Weekly forecast update July 16, 2021

Forecast updates

  • Adjusted this week’s cheese forecast lower through the end of the year for most products.
    • While 640# blocks are in short supply, 40# blocks and barrels are readily available to the market. Fewer USDA orders may be causing the imbalance.
    • Still expect prices to increase until the end of the year as demand increases and production slows.
    • US cheese prices are still competitive – prices could depend on exports to Mexico, Japan, and South Korea. Should exports increase, that could lift prices.
  • Lowered Q3 butter prices. Markets remain unsettled.
    • In the Northeast, while Class II butterfat use increased in June, so did Class IV use compared to last year – suggesting a lot more cream in that market. There was less butterfat moving to Class I – over 1MM pounds – that accounts for a portion of the increased churning. The same thing could be said for FMMO 5 – less Class I turned into Class IV products in June vs. last year.
    • More butterfat in the Mideast moved to cheese vs. butterfat this year.
  • Maintained milk and whey powder markets with some adjustments for spot prices.
    • Reduced whey prices through the end of the year by a few cents/month.
  • In turn, these adjustments lowered the Class I and Class III price outlooks through year-end.

Fluid Milk Market

Reports indicate that milk off the farm is abating, and that is relieving some pressure from plants. Still, some reports of dumped milk on occasion seem to be more related to the inability to get drivers. Milk will begin its annual trek to the Southeast as milk supplies decline seasonally. The challenge this year could be available drivers. While milk still needs to move around the country – drivers are harder to come by this year – that could create challenges.

Last week, Federal Milk Marketing Orders released June utilization. Class I is down on the East Coast, the most significant users of fluid milk. That seems to be pushing milk back to manufacturing and may account for why spot prices are slow to increase this summer as more milk heads to manufacturing.


After lifting last week, CME spot prices peaked on Tuesday and began falling through Friday, with barrels dropping faster than blocks opening up the block barrel spread again. CME blocks averaged $1.6970/lb and 0.51¢ more than the previous week. Barrel trading remained elevated with 27 loads trading this week, with prices averaging $1.5645, 0.95¢ higher than the last week.  The block-barrel spread was 13.25¢ this week. While the average prices were higher than the prior week, next week’s prices could be much lower without recovery. Barrels ended the week back in the $140s.

Although reports indicate that 640# blocks are in limited supply, due to packaging and labor constraints, 40# blocks and 500# barrels appear readily available to the market. That may have caused some of the collapse mid-week. While there is some ability to substitute 40# blocks for 640# blocks, the uses are somewhat limited. In addition, some reports that the packaging issues could linger into Q4 this year could continue to drive volatility.

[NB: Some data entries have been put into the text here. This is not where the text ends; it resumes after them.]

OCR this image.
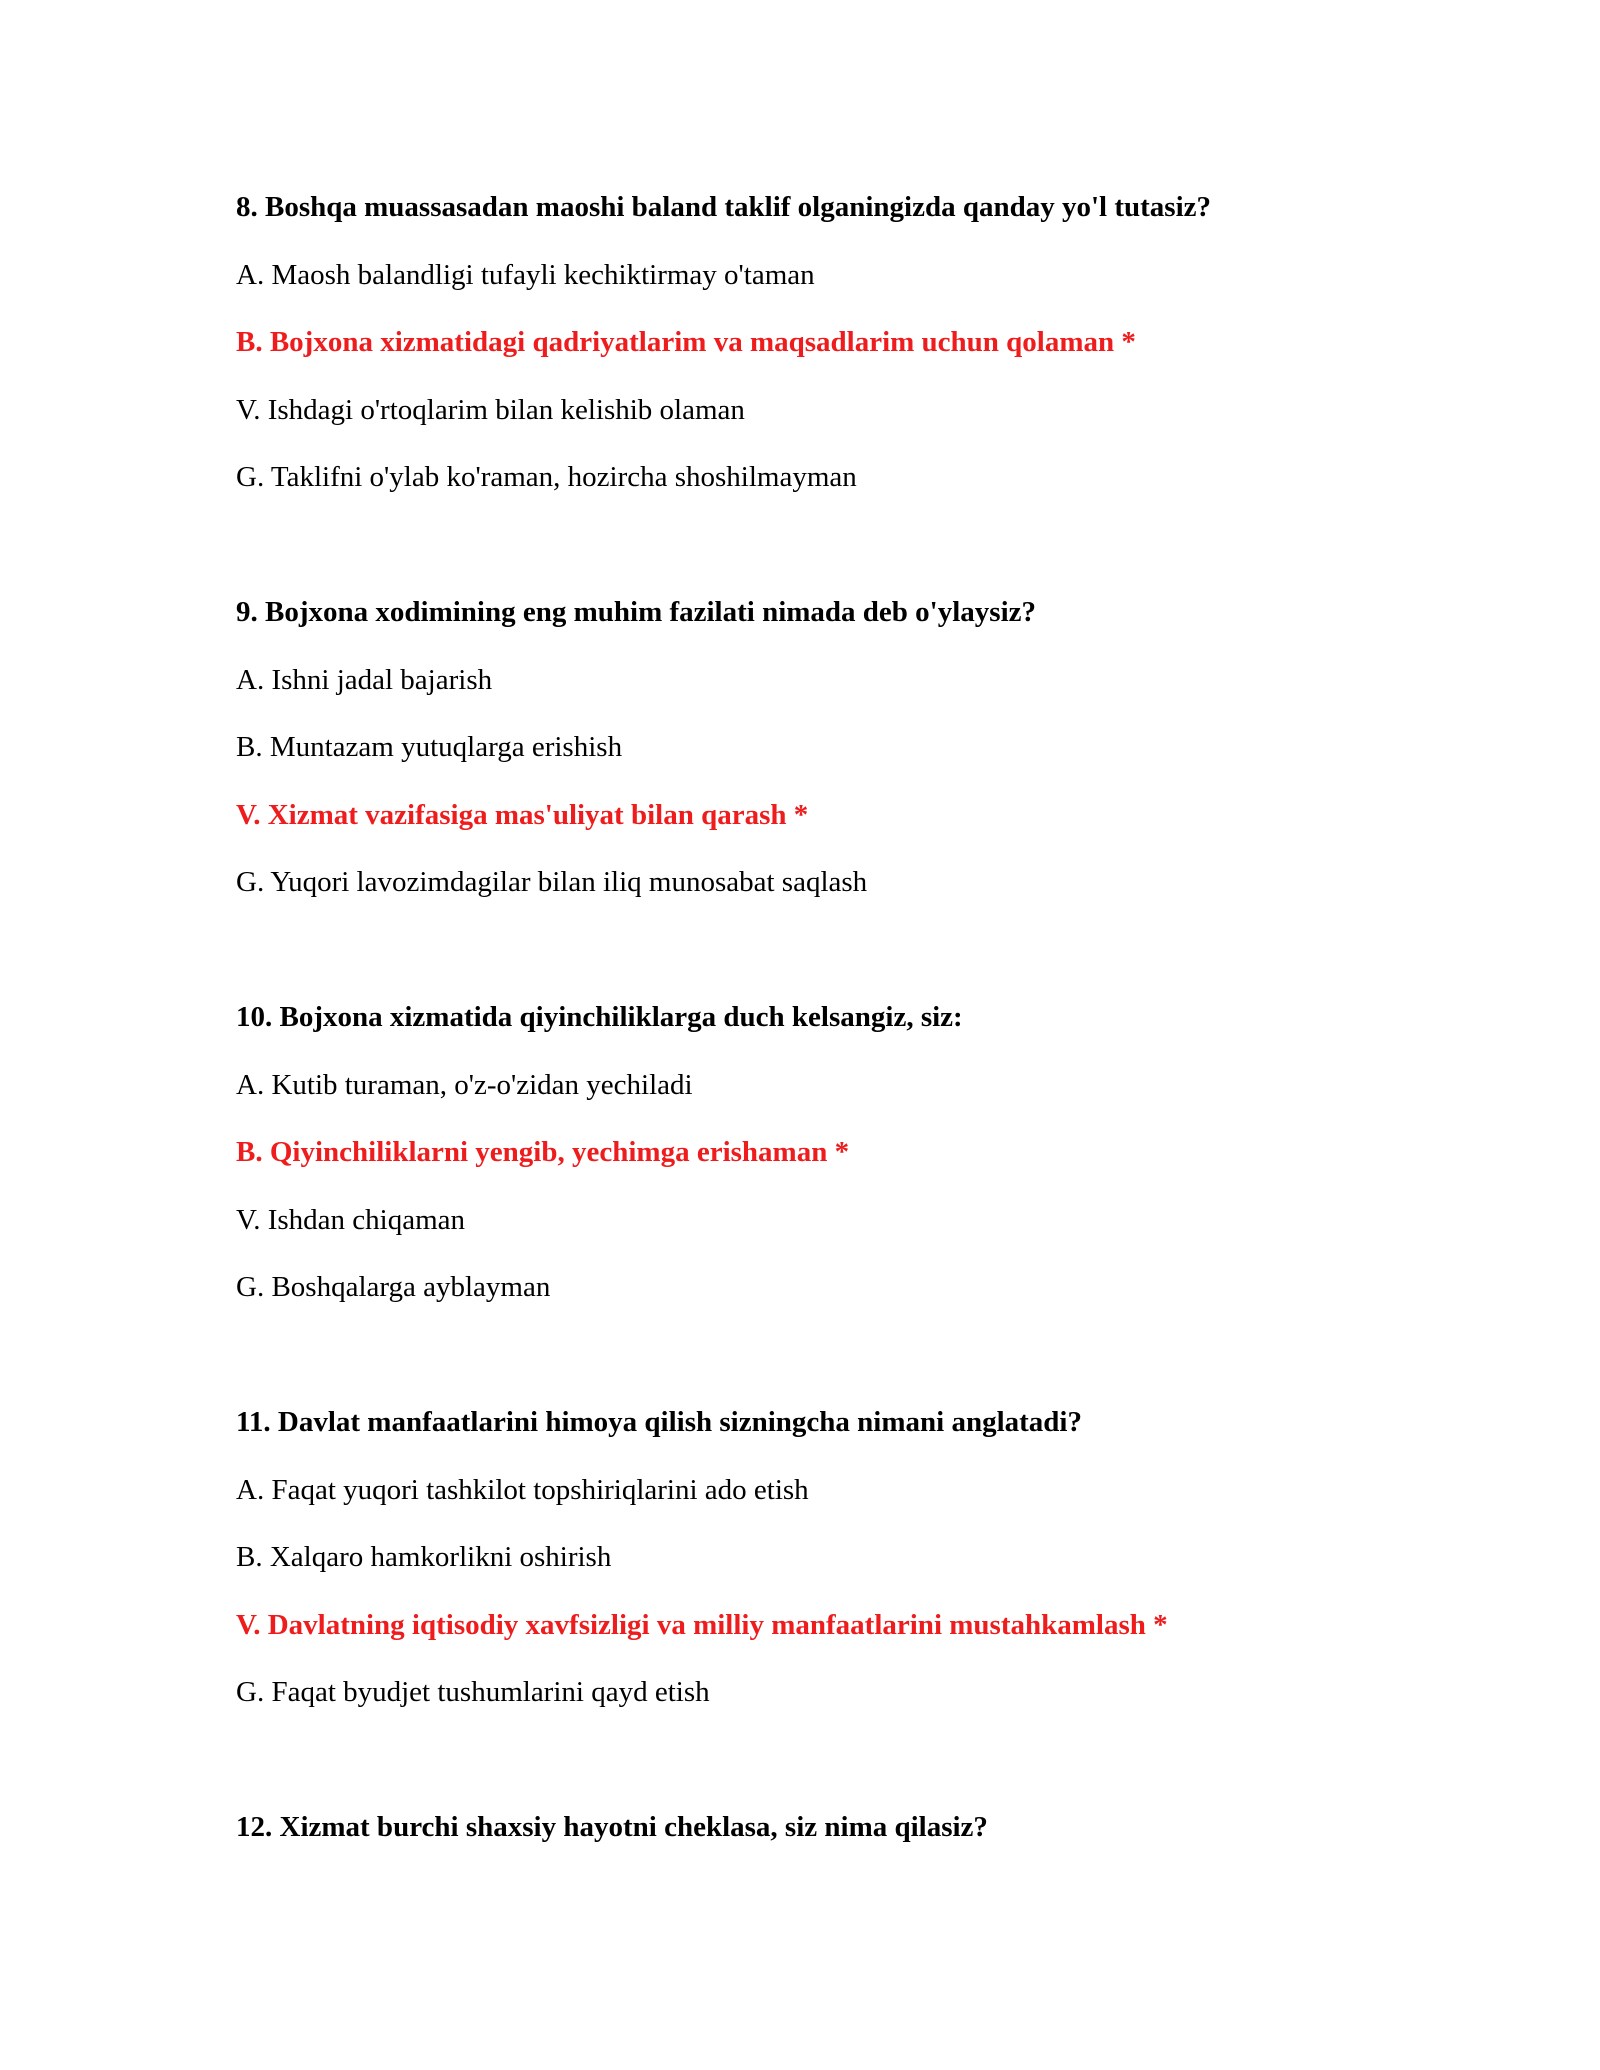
8. Boshqa muassasadan maoshi baland taklif olganingizda qanday yo'l tutasiz?
A. Maosh balandligi tufayli kechiktirmay o'taman
B. Bojxona xizmatidagi qadriyatlarim va maqsadlarim uchun qolaman *
V. Ishdagi o'rtoqlarim bilan kelishib olaman
G. Taklifni o'ylab ko'raman, hozircha shoshilmayman
9. Bojxona xodimining eng muhim fazilati nimada deb o'ylaysiz?
A. Ishni jadal bajarish
B. Muntazam yutuqlarga erishish
V. Xizmat vazifasiga mas'uliyat bilan qarash *
G. Yuqori lavozimdagilar bilan iliq munosabat saqlash
10. Bojxona xizmatida qiyinchiliklarga duch kelsangiz, siz:
A. Kutib turaman, o'z-o'zidan yechiladi
B. Qiyinchiliklarni yengib, yechimga erishaman *
V. Ishdan chiqaman
G. Boshqalarga ayblayman
11. Davlat manfaatlarini himoya qilish sizningcha nimani anglatadi?
A. Faqat yuqori tashkilot topshiriqlarini ado etish
B. Xalqaro hamkorlikni oshirish
V. Davlatning iqtisodiy xavfsizligi va milliy manfaatlarini mustahkamlash *
G. Faqat byudjet tushumlarini qayd etish
12. Xizmat burchi shaxsiy hayotni cheklasa, siz nima qilasiz?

CME spot butter prices recovered and then started to move lower again this week. The up and down trading caused prices to average $1.6960/lb, 1.15¢ less than the previous week on similar trade volumes. This week western cream multipliers were higher than the past two years – other regions were compatible with 2019 but still less than last year.

Looking at market administrators’ reports, Class I demand dropped along with butterfat headed to bottling. That occurred in all eastern federal orders. That could account for why cream multipliers remain lower than last year and why there seems to be comparatively more butter in the system. Although Class II butterfat uses are higher than a year ago, there is more butterfat off the farm and less product headed into a bottle, and that seems to be winning out. As a result, there is seasonally more cream and butter available to the market.


CME NDM increased this week with more loads traded compared to the prior week. As a result, the CME averaged $1.251/lb – 1.41¢ more than the previous week. Prices ranged from $1.235 to $1.26 throughout the week. Prices picked up on Friday after news of widespread flooding in Germany and Belgium. The flooding was near the German northern dairy region. Until more is known about the impact on the dairying region, prices could remain temperamental.

Less milk headed to bottling this year may mean more milk powder production throughout the country. That, combined with more milk off the farm, may help explain the recent weakness in markets. In addition, overseas prices retreated somewhat as reports suggest that next week’s Global Dairy Trade (GDT) auction could be lower.

Whey & Lactose Products

CME whey prices recovered throughout the week. Reports remain mixed about whey powders. Whey averaged 53¢ – that was 2.44¢ more than the previous week. Dairy Market News whey prices continue to track lower. At the same time, lactose is lifting a bit. The same could be said for overseas whey prices also. Generally, WPC80 prices remain strong, and demand is higher than expected for right now.